The dream was that I was driving down the interstate, and I looked ahead of me and saw people walking cows across the road - that seemed strange, so I slowed down and was stopping when I noticed that the people and cows were on the other side of a big river that went under the interstate, except that there was no bridge. The bridge was completely out - in fact, it seemed like the bridge was just gone - like it had never been there. I pulled over to the left - there were cars on the other side still coming this way - I guess they had a bridge.

To my right a big truck slowed down to avoid falling into the river. It went off the edge of the highway, but it turned around somehow and avoided the plunge. Then the dream did one of those fast-forward kinds of things that dreams do. Then I was standing on the side of the road, watching all the cars stopping and trying to figure out how they would go on. About 100 cars or so at one time were trying to push the cement median wall out of the way so they could go onto the other side to keep going. All the cars were pushing in a continuous motion, kind of like a bunch of guys using their shoulders to move somethingtogether. The cars all busted down the wall and they started driving this way and that, scrambling to get out of the stopped up jam of traffic.

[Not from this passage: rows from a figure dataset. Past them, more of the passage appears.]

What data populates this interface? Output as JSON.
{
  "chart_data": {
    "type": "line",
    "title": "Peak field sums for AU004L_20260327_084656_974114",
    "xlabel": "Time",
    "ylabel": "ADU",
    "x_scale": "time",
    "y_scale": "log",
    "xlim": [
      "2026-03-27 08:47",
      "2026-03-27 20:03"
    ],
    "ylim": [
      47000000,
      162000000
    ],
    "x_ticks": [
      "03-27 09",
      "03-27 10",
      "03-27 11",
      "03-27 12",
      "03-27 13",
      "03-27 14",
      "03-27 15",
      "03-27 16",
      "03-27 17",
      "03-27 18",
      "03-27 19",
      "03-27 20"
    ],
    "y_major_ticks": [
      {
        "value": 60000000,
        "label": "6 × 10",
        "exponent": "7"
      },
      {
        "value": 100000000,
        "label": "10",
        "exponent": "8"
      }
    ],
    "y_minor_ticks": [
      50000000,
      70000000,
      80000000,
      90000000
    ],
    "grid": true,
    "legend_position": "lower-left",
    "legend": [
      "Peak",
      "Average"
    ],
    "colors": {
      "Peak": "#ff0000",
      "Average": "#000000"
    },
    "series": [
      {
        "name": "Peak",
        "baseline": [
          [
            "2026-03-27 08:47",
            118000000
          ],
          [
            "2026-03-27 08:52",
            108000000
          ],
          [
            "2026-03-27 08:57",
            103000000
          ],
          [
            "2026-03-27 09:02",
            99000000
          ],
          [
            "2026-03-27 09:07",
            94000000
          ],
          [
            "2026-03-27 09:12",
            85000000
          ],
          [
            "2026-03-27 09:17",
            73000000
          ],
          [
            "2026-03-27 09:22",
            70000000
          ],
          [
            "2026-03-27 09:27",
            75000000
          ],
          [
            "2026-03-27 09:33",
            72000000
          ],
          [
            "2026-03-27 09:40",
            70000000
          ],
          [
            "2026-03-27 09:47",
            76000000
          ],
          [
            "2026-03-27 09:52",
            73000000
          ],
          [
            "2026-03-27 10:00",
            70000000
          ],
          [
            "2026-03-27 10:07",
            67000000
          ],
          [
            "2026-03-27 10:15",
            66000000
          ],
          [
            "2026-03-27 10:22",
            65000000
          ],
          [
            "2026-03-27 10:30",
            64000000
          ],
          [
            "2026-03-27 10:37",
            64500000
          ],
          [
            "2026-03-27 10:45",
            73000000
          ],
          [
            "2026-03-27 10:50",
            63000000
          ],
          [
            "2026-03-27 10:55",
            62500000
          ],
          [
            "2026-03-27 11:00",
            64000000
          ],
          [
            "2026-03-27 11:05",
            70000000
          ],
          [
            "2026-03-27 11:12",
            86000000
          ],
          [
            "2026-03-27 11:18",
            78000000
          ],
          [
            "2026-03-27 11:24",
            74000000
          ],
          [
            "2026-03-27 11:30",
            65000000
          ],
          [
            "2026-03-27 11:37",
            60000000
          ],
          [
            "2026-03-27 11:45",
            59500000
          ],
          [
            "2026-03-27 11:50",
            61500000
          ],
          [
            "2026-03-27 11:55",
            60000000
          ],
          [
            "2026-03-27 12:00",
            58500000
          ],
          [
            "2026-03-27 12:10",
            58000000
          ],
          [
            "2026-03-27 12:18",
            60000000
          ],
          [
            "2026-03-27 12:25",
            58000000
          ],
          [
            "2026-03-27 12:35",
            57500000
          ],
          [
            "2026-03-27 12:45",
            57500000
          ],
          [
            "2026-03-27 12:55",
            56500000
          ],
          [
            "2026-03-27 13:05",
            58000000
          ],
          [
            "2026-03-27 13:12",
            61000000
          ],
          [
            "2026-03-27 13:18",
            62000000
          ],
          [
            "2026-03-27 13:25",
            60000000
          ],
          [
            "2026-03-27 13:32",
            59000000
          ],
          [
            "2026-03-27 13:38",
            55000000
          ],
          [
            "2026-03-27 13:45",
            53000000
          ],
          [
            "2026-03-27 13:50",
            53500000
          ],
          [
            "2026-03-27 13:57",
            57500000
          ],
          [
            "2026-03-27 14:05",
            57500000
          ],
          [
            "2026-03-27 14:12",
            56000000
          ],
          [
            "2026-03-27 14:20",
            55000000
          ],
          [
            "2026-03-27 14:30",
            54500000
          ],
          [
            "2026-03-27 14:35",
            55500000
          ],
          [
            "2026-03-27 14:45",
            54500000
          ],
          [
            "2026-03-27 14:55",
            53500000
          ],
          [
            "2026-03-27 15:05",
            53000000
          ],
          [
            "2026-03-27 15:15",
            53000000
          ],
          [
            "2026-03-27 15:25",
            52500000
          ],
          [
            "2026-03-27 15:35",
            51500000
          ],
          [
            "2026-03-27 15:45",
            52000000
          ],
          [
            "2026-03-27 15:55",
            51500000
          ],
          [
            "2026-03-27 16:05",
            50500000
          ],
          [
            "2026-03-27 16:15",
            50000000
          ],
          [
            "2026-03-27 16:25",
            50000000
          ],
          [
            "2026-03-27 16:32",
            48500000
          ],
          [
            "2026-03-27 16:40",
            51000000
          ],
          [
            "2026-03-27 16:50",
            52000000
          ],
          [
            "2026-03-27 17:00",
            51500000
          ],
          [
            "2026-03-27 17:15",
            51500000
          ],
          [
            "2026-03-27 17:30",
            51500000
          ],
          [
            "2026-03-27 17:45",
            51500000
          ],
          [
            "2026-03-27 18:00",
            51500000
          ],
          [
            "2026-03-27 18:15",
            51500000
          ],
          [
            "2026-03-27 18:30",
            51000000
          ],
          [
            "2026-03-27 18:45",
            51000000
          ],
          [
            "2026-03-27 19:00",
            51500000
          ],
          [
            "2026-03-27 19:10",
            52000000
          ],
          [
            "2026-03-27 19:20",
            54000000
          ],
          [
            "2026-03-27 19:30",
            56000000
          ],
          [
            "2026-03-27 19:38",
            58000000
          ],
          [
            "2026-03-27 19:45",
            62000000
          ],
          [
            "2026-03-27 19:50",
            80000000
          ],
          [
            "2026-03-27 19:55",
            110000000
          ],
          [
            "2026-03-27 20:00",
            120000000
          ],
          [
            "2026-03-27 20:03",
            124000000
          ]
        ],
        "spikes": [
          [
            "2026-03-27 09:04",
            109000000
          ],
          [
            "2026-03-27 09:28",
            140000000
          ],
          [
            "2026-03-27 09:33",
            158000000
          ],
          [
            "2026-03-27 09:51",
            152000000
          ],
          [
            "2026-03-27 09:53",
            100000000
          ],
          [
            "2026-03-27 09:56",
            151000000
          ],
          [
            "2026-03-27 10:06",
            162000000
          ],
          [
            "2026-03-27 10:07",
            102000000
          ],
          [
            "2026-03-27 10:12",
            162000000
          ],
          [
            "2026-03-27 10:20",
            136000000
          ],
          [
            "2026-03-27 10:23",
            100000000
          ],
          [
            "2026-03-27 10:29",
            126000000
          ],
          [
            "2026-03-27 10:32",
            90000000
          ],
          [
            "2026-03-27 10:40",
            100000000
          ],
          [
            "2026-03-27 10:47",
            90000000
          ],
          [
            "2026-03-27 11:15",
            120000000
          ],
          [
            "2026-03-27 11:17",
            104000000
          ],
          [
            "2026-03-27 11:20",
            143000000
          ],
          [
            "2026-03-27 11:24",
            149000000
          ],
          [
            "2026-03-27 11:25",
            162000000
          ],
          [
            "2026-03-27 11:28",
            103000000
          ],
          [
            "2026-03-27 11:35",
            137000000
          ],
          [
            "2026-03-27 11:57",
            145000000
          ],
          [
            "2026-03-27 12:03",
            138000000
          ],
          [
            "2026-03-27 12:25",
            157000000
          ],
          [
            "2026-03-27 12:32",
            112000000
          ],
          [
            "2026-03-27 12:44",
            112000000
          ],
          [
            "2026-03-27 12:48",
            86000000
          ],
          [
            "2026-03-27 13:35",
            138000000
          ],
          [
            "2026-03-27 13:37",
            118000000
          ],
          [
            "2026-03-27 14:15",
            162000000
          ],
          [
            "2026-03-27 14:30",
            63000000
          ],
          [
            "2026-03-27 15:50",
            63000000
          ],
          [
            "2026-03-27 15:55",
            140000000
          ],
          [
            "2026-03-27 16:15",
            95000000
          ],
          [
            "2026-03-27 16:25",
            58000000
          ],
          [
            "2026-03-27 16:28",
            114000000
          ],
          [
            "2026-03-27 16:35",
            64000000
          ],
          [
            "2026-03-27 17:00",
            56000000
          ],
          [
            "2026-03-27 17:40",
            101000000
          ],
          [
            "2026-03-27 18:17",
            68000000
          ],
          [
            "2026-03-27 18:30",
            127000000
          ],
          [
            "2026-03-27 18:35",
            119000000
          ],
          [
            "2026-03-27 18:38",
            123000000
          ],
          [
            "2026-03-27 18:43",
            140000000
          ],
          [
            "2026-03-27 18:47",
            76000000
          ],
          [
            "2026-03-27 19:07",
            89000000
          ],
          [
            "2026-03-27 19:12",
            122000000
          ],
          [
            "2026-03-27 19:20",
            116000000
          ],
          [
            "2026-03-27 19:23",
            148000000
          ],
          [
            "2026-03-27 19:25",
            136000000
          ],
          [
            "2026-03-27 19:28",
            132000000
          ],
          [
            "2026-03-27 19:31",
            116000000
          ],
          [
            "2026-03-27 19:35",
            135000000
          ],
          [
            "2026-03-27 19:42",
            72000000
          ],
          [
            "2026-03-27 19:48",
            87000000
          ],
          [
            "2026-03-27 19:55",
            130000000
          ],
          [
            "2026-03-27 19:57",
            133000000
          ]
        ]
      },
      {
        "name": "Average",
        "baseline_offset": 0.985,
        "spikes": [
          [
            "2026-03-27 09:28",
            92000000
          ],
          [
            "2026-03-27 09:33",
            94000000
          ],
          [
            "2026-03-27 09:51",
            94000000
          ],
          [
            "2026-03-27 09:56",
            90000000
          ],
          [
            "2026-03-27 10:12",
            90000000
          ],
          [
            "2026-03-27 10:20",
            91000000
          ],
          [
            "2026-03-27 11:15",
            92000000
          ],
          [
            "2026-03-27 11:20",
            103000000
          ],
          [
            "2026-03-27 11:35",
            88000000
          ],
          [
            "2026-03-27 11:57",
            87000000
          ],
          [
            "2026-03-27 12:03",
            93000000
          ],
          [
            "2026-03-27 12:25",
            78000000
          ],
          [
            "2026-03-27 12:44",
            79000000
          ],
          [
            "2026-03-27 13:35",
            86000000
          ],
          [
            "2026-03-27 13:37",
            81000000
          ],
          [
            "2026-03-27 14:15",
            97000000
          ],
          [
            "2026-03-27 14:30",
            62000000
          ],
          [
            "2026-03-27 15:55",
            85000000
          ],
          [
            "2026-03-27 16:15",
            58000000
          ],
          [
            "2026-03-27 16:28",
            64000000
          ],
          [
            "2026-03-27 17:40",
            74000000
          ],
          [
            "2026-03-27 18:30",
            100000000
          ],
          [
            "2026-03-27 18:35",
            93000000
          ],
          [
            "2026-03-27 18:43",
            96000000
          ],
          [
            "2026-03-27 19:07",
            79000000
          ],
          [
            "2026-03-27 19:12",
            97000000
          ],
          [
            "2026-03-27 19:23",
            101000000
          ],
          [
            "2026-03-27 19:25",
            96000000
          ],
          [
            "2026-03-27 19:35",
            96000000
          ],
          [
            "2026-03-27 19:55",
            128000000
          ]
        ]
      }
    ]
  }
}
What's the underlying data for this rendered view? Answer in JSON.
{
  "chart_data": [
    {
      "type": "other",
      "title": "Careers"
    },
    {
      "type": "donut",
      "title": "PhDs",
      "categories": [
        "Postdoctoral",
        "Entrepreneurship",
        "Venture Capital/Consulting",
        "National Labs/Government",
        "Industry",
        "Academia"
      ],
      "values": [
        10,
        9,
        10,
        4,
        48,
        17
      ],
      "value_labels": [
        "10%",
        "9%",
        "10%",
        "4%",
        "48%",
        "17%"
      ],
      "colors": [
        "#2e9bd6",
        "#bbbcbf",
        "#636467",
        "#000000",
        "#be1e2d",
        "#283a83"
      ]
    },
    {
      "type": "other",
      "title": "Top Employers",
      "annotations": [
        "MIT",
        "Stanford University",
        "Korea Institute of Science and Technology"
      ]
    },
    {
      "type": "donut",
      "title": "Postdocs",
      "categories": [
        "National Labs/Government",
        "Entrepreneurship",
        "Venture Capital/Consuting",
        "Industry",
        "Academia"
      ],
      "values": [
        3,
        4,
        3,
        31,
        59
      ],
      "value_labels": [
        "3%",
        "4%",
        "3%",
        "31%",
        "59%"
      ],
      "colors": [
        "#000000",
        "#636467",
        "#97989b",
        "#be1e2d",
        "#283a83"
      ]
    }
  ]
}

Some people had got out of their cars to wait for the traffic to clear, and when the cars started their frenzied motion, cars started wrecking into each other. I watched helplessly as cars smashed over people - adults and kids. Whole families were mowed over as one car crashed into another and pushed into another. A little child holding a teddy bear was smashed between the bumper of one car into the next.

It was total chaos and mayhem - the kind that made my stomach turn.

This dream came alive in application as I talked to a friend about college ministry. So many churches are doing nothing to try to re-evangelize (Have I done a post on "re-evangelism? - I'll check, but if not, I'll put that on the to-do list) college students. They are growing up in a world that is crazy and stupid - like all the cars trying to bust their way out, just so they could move. One of the greatest griefs I have is for all the students that I have worked so much with - kids who grew up in church and in supposedly Christian families, who have gone spiritually south when they graduated from High School. I can see them crashing into each other, ruining their lives, scarring themselves with destructive stuff, and I'm watching on the sidelines.

It seems like too many churches are sitting there also, watching it all, saying, "What do we do?"

I also ministered to a kid that was having some family issues - I won't go into it on this public blog, but it was another one of those things like watching the cars crash into the kids.

I guess the real issue is that I don't want people to raise their kids like humanists, but call themselves Christians. If being lukewarm would cause God to spew us out of his mouth, then surely we need to throw up at the thought of chasing after the world. I want to throw up at the thought of watching people hurl themselves at the world, while they crash their lifestyles and their ambitions into the hearts and lives of kids. I want to throw up at all the years of my life I wasted, calling myself a Christian but thinking like a secular humanist.

I think one of the blessings and the curses of doing camp ministry is that kids can be removed from the world and its garbage - they can focus on God and hear his voice here. It's awesome that God can speak to them here, but why does it have to just be here? Shouldn't God be speaking to them in their Christian homes? When they leave here, they just go back into the cultural muck. I am on the side of the road watching it happen. I wish Godly families would exalt the ways of God and not the world. Alas.

Yes, I am meloncholy today, but that is ok, and right, and good, because we need to mourn over the things that break the heart of God.

jc

Submit yourselves therefore to God. Resist the devil, and he will flee from you. Draw near to God, and he will draw near to you. Cleanse your hands, you sinners, and purify your hearts, you double-minded. Be wretched and mourn and weep. Let your laughter be turned to mourning and your joy to gloom. Humble yourselves before the Lord, and he will exalt you.